Choosing the most effective performance management can be daunting but rewarding. A manager’s job is not just to administer disciplinary action to an underperforming employee, but also to devise ways to recognize an employee that has made significant achievements and contributions to the team. When choosing an effective performance management system, the prudent manager will want to make sure the system adheres to the notion of setting specific, measurable, attainable, realistic, and timely (S.M.A.R.T) goals.
When goals incorporate these five tangible elements, they become concrete and objective. They enable the employee to know what he or she needs to do to meet or exceed standards. This is a critical and sometimes overlooked aspect of an effective manager’s job. To be effective, managers must try to avoid any sluggish reliance on subjective assessment from their managerial arsenal and replace it by setting objective, easy-to-see criteria. When year-end reviews come around, it is then easy to point out whether an employee has met, fallen short of, or exceeded his or her goals.
It can be helpful to look at the S.M.A.R.T goals in an example of effective performance management. Say that you are managing a call center and want to measure the quality of your employees' calls. You could devise a system in which you note, among other things, that you will listen to a certain number of calls per week, that each call taken by the employee must conform to a certain flow and structure, that the tone of voice will be monitored as well as the thoroughness of the responses and research. By rating each of these components, or simply checking off whether they were done or not, the manager has employed a smart — and S.M.A.R.T — management system because it has replaced subjective consideration with objective observation.
On top of that, there are more obvious standards to apply, such as the employee’s amount of phone time and whether they were logged into the system during their allotted time. This way, a manager can easily and systematically evaluate the performance of his or her employees. When it comes time to identify the poor performers and reward the top achievers, the manager is able to produce evidence to support his or her evaluation.
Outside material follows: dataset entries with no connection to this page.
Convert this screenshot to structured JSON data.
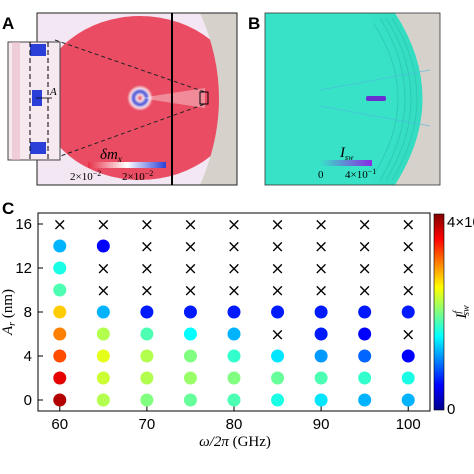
{
  "panels": {
    "a": {
      "label": "A",
      "inset_label": "A",
      "colorbar_title": "δm",
      "colorbar_title_sub": "x",
      "colorbar_min": "2×10",
      "colorbar_min_exp": "−2",
      "colorbar_max": "2×10",
      "colorbar_max_exp": "−2",
      "colors": {
        "negative": "#e8324a",
        "positive": "#2a3fd8",
        "background": "#f2e7f2",
        "dark": "#d6d2cb"
      }
    },
    "b": {
      "label": "B",
      "colorbar_title": "I",
      "colorbar_title_sub": "sw",
      "colorbar_min": "0",
      "colorbar_max": "4×10",
      "colorbar_max_exp": "−1",
      "colors": {
        "field": "#38e2c7",
        "beam": "#6a2fd0",
        "right": "#d6d2cb"
      }
    },
    "c": {
      "label": "C"
    }
  },
  "chart_data": {
    "type": "scatter",
    "xlabel_main": "ω/2π",
    "xlabel_unit": "(GHz)",
    "ylabel_sym": "A",
    "ylabel_sub": "r",
    "ylabel_unit": "(nm)",
    "x_ticks": [
      60,
      70,
      80,
      90,
      100
    ],
    "y_ticks": [
      0,
      4,
      8,
      12,
      16
    ],
    "xlim": [
      57.5,
      102.5
    ],
    "ylim": [
      -1,
      17
    ],
    "x_values": [
      60,
      65,
      70,
      75,
      80,
      85,
      90,
      95,
      100
    ],
    "y_values": [
      0,
      2,
      4,
      6,
      8,
      10,
      12,
      14,
      16
    ],
    "colorbar": {
      "label_sym": "I",
      "label_sub": "sw",
      "label_sup": "f",
      "min_label": "0",
      "max_label": "4×10",
      "min": 0,
      "max": 0.4
    },
    "marker_cross": "×",
    "rows": [
      {
        "y": 0,
        "values": [
          0.38,
          0.22,
          0.2,
          0.19,
          0.18,
          0.16,
          0.14,
          0.12,
          0.12
        ]
      },
      {
        "y": 2,
        "values": [
          0.36,
          0.23,
          0.22,
          0.21,
          0.2,
          0.19,
          0.18,
          0.17,
          0.16
        ]
      },
      {
        "y": 4,
        "values": [
          0.32,
          0.24,
          0.22,
          0.2,
          0.17,
          0.14,
          0.11,
          0.09,
          0.05
        ]
      },
      {
        "y": 6,
        "values": [
          0.3,
          0.22,
          0.18,
          0.15,
          0.12,
          null,
          0.06,
          0.05,
          null
        ]
      },
      {
        "y": 8,
        "values": [
          0.27,
          0.12,
          0.06,
          0.06,
          0.06,
          0.06,
          0.06,
          0.06,
          0.06
        ]
      },
      {
        "y": 10,
        "values": [
          0.18,
          null,
          null,
          null,
          null,
          null,
          null,
          null,
          null
        ]
      },
      {
        "y": 12,
        "values": [
          0.16,
          null,
          null,
          null,
          null,
          null,
          null,
          null,
          null
        ]
      },
      {
        "y": 14,
        "values": [
          0.12,
          0.05,
          null,
          null,
          null,
          null,
          null,
          null,
          null
        ]
      },
      {
        "y": 16,
        "values": [
          null,
          null,
          null,
          null,
          null,
          null,
          null,
          null,
          null
        ]
      }
    ]
  }
}
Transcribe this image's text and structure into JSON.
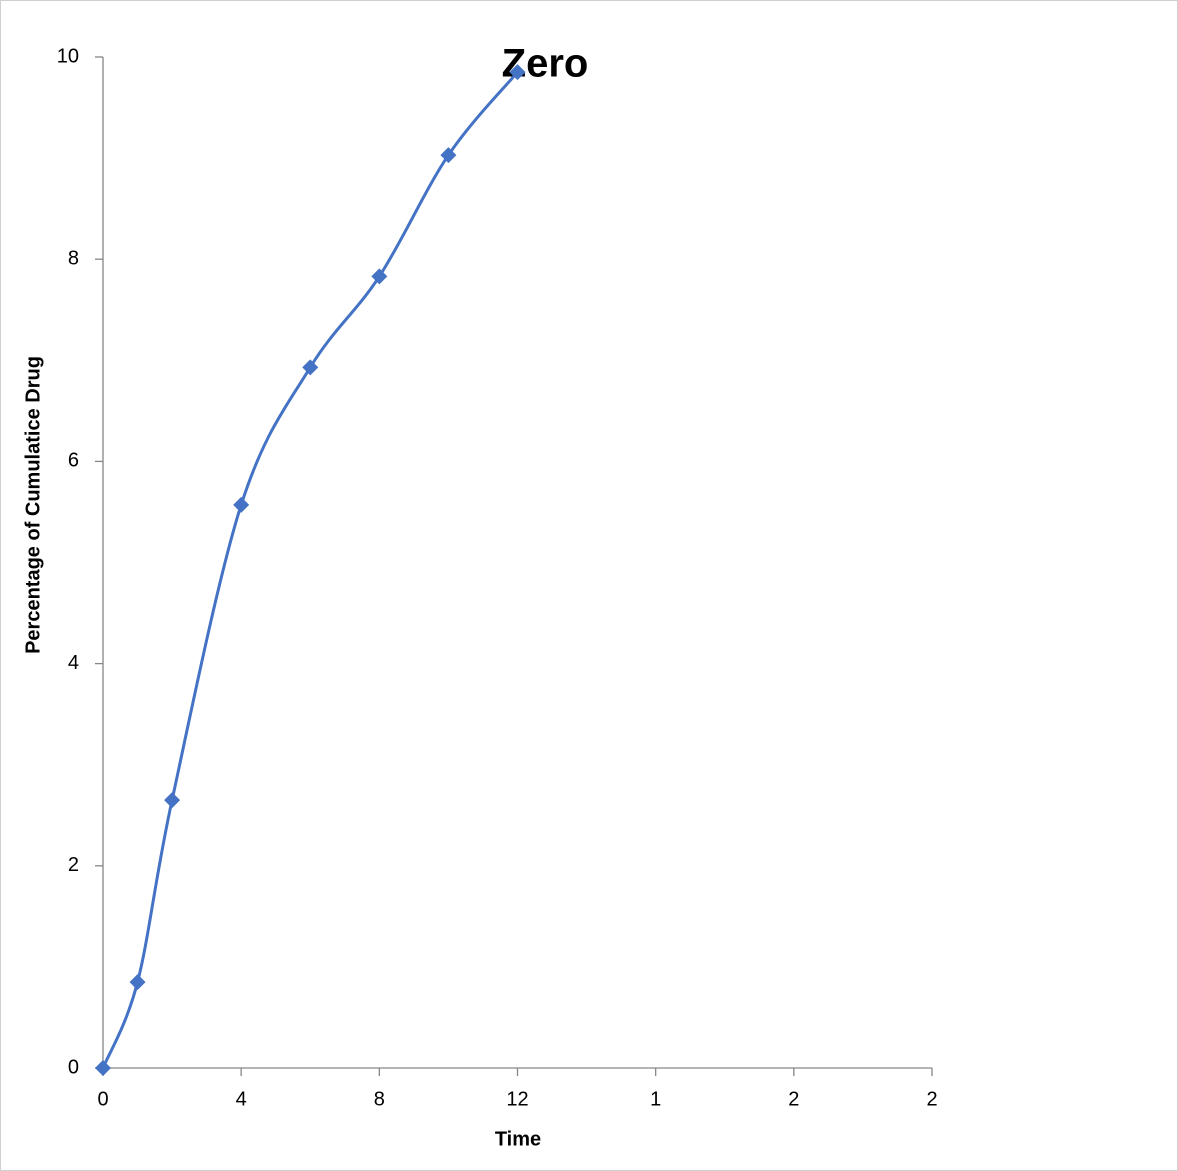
{
  "chart_data": {
    "type": "line",
    "title": "Zero",
    "x_label": "Time",
    "y_label": "Percentage of Cumulatice Drug",
    "x": [
      0,
      1,
      2,
      4,
      6,
      8,
      10,
      12
    ],
    "values": [
      0,
      0.85,
      2.65,
      5.57,
      6.93,
      7.83,
      9.03,
      9.85
    ],
    "color": "#4472c4",
    "xlim": [
      0,
      24
    ],
    "xticks": [
      0,
      4,
      8,
      12,
      {
        "value": 16,
        "label": "1"
      },
      {
        "value": 20,
        "label": "2"
      },
      {
        "value": 24,
        "label": "2"
      }
    ],
    "ylim": [
      0,
      10
    ],
    "yticks": [
      0,
      2,
      4,
      6,
      8,
      10
    ],
    "smooth": true,
    "markers": true,
    "grid": false
  }
}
By contrast, a performance management system that lacks S.M.A.R.T goals can endanger the manager’s credibility, call to question his or her ability to evaluate frankly and objectively, and perhaps result in serious human resources or legal repercussions. If a manager allows the goals and expectations of their employees to fluctuate or vary, the employee has the right to challenge any negative assessment rendered against them. Accordingly, any effective performance management will invariably include goals that are S.M.A.R.T.